Consider for a moment the homeless. Especially consider any one of the estimated 107,000 (0.035% of US population) chronically homeless within the borders of America.
Homeless, Hungry, Sick, and Tired – He Has No one
Why are this small number of people chronically living on the streets? The answer to that question may have greater importance for society than for these individuals.
At 0.035% of the American problem, the chronically homeless are hardly a national emergency and often get lost in the noise of homeless statistics.
Were this small number of people cast out by society? Did their communities decide that they were not worthy of being part of the social web that provides protection and support in times of need?
If these individuals’ communities have cast them out and refused them aid, then this is a matter of little importance.
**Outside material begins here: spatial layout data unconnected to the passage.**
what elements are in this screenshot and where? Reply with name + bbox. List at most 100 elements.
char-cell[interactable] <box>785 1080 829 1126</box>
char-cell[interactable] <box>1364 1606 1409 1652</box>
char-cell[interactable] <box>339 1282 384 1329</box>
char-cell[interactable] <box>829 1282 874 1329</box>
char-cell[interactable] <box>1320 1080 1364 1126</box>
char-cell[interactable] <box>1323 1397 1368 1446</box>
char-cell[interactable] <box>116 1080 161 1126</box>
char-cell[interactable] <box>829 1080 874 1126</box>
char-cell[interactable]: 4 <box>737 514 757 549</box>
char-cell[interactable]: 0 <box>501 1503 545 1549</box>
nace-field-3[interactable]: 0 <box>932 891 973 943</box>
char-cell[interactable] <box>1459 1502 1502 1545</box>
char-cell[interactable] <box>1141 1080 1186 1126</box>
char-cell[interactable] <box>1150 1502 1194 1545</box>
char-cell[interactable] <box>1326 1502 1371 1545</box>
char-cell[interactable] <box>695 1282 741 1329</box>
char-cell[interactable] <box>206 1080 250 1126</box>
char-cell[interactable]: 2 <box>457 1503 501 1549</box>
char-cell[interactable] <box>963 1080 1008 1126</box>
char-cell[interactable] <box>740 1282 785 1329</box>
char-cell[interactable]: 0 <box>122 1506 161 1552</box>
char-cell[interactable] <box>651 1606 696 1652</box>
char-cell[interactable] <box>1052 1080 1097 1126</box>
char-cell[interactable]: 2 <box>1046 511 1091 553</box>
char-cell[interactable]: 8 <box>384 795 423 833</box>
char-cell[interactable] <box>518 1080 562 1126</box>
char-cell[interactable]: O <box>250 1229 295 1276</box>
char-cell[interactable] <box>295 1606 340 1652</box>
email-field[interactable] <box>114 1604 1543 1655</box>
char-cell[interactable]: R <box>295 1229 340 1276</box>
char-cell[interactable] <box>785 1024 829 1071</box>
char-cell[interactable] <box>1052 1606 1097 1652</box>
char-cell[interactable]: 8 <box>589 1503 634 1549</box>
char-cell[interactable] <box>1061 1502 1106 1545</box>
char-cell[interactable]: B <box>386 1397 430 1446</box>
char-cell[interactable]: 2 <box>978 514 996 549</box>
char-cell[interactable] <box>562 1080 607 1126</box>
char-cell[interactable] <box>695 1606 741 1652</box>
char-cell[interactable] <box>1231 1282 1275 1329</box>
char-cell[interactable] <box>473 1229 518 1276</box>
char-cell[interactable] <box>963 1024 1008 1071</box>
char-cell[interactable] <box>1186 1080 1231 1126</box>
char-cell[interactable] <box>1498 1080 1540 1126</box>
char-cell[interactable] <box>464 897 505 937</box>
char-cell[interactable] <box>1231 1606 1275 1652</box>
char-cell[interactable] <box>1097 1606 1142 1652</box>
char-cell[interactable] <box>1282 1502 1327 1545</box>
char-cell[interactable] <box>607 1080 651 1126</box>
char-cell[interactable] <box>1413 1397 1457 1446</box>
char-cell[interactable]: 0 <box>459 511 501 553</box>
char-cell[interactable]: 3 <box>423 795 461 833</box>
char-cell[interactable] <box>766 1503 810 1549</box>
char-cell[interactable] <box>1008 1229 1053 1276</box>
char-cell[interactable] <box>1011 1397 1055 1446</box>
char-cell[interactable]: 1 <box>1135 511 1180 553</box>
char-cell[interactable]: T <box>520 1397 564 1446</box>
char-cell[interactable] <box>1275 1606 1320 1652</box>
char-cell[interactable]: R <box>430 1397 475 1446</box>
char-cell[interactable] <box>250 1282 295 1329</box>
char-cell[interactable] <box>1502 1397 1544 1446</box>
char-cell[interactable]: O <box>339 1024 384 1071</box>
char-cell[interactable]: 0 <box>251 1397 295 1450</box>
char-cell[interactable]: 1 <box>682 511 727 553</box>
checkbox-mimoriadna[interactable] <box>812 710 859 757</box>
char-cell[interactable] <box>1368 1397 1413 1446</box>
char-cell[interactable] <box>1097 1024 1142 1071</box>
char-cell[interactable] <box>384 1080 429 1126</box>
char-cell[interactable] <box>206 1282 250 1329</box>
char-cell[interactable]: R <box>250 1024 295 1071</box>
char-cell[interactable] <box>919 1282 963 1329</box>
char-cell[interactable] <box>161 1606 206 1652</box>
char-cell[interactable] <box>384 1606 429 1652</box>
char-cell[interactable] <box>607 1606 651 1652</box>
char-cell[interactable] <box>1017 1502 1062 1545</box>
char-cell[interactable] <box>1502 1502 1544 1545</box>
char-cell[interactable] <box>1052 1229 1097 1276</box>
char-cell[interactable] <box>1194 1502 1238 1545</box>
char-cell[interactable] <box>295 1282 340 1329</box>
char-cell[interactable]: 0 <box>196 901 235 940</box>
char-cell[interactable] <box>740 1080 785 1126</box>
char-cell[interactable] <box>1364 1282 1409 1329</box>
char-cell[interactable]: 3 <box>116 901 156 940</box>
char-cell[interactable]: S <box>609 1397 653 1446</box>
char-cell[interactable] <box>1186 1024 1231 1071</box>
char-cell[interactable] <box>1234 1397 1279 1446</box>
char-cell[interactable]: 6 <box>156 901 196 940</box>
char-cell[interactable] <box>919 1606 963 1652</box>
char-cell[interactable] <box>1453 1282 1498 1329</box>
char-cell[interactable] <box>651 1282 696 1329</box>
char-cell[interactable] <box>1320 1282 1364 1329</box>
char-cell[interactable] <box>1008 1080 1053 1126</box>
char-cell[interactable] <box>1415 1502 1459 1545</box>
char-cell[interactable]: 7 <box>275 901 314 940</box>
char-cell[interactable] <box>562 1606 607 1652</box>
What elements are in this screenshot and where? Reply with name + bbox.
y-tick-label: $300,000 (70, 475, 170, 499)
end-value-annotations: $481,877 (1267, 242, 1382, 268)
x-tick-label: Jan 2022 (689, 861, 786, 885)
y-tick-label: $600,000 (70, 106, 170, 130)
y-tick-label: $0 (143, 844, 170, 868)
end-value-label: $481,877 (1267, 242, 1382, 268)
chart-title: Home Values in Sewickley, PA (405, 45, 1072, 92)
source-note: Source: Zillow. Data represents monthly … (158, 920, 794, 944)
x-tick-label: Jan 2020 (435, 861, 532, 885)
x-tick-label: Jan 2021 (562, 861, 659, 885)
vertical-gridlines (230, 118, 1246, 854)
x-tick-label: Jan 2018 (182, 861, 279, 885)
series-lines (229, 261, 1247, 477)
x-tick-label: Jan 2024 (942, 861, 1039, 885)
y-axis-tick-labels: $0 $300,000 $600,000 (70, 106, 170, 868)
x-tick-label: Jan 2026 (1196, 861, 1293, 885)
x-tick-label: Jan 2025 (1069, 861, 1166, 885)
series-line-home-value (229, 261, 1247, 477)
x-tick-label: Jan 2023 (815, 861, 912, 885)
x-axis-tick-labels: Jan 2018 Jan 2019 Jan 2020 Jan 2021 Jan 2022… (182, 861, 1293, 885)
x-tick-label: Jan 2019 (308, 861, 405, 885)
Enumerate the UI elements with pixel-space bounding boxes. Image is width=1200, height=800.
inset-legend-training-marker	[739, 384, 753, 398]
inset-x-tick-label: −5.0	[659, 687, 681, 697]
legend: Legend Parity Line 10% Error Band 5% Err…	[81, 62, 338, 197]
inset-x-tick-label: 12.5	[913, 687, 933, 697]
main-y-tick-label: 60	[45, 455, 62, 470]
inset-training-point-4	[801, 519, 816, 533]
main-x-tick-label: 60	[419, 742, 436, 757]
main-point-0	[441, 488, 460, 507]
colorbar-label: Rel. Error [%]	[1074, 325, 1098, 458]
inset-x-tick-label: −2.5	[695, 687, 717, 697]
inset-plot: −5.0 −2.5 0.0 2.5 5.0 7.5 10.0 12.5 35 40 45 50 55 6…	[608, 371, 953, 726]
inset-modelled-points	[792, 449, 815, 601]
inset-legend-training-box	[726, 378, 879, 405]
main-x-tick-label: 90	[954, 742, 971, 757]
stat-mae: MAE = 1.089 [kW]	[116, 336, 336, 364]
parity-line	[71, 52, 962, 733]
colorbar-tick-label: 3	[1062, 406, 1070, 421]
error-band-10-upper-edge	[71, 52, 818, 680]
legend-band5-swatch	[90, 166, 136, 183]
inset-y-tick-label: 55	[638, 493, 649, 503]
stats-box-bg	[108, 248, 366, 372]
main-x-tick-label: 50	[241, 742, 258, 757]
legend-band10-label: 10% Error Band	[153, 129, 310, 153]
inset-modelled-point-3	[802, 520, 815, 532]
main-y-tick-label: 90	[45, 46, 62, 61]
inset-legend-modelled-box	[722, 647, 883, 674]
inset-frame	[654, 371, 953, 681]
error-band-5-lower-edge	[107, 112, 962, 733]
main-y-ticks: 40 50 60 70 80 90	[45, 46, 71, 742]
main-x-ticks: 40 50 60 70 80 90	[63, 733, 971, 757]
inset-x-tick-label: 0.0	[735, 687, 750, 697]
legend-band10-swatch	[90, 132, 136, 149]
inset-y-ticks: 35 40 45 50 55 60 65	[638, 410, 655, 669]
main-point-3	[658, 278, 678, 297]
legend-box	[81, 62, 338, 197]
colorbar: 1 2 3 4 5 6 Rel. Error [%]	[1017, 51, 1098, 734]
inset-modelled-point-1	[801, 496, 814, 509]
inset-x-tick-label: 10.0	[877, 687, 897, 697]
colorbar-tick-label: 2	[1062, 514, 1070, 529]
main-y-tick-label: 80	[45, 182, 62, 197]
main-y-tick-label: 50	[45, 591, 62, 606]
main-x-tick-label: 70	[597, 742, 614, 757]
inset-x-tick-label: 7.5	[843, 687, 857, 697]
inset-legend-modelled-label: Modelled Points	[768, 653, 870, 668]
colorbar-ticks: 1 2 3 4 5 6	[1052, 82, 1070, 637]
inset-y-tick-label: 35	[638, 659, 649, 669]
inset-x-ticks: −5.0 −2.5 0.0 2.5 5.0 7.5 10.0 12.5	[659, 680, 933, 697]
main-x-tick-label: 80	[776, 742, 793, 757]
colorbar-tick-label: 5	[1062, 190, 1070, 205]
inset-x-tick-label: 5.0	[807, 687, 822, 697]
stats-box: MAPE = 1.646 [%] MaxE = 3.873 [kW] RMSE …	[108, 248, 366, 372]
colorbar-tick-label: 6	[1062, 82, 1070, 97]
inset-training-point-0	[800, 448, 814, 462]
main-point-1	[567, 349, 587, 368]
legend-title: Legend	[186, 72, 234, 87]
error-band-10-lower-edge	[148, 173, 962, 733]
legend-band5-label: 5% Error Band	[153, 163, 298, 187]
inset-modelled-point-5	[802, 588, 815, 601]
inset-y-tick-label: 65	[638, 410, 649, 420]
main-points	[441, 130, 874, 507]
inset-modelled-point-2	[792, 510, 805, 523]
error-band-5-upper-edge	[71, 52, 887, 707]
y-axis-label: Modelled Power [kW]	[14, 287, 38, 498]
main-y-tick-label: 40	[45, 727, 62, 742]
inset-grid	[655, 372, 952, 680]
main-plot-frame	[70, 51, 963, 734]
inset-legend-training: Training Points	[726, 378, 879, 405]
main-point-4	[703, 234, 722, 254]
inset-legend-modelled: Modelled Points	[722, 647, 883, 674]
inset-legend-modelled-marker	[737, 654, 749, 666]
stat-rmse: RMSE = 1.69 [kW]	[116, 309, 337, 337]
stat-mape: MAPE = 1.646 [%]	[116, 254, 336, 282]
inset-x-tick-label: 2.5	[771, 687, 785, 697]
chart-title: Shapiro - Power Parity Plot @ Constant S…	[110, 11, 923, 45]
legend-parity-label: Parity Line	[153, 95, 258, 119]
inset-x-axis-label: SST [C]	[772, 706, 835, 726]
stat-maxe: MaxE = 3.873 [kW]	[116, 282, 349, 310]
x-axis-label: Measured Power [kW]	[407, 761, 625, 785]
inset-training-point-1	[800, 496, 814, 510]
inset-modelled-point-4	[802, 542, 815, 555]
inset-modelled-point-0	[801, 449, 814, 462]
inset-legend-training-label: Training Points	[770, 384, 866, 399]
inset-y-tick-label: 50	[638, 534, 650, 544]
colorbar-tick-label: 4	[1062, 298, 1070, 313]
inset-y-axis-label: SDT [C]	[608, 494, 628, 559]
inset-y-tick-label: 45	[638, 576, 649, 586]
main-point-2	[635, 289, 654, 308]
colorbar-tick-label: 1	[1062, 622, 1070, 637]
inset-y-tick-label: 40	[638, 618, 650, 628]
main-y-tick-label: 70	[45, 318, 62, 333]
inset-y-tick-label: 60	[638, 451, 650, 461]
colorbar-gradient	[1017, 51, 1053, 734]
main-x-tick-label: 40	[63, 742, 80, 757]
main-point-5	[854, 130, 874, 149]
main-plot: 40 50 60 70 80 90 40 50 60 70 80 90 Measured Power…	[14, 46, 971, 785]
Communities have both the right and duty to shun those who are, for one or more reasons, both not of the body of that community and a detriment or danger to it.
Did these people turn their backs on their communities and are now paying the price for iconoclasty?
If and when this is the case, it seems that an ethical society, setting a priority on personal liberty, must abide by those individuals’ choices and allow them to survive or fail on their own and by their own devices.
On the bright side, there’s no sign that this is due to some form of community breakdown. The numbers of chronically homeless are not rising as a percentage of the American population and the overall number of homeless rises as falls along a small range in patterns that do not seem to match the overall rise and fall of the economy.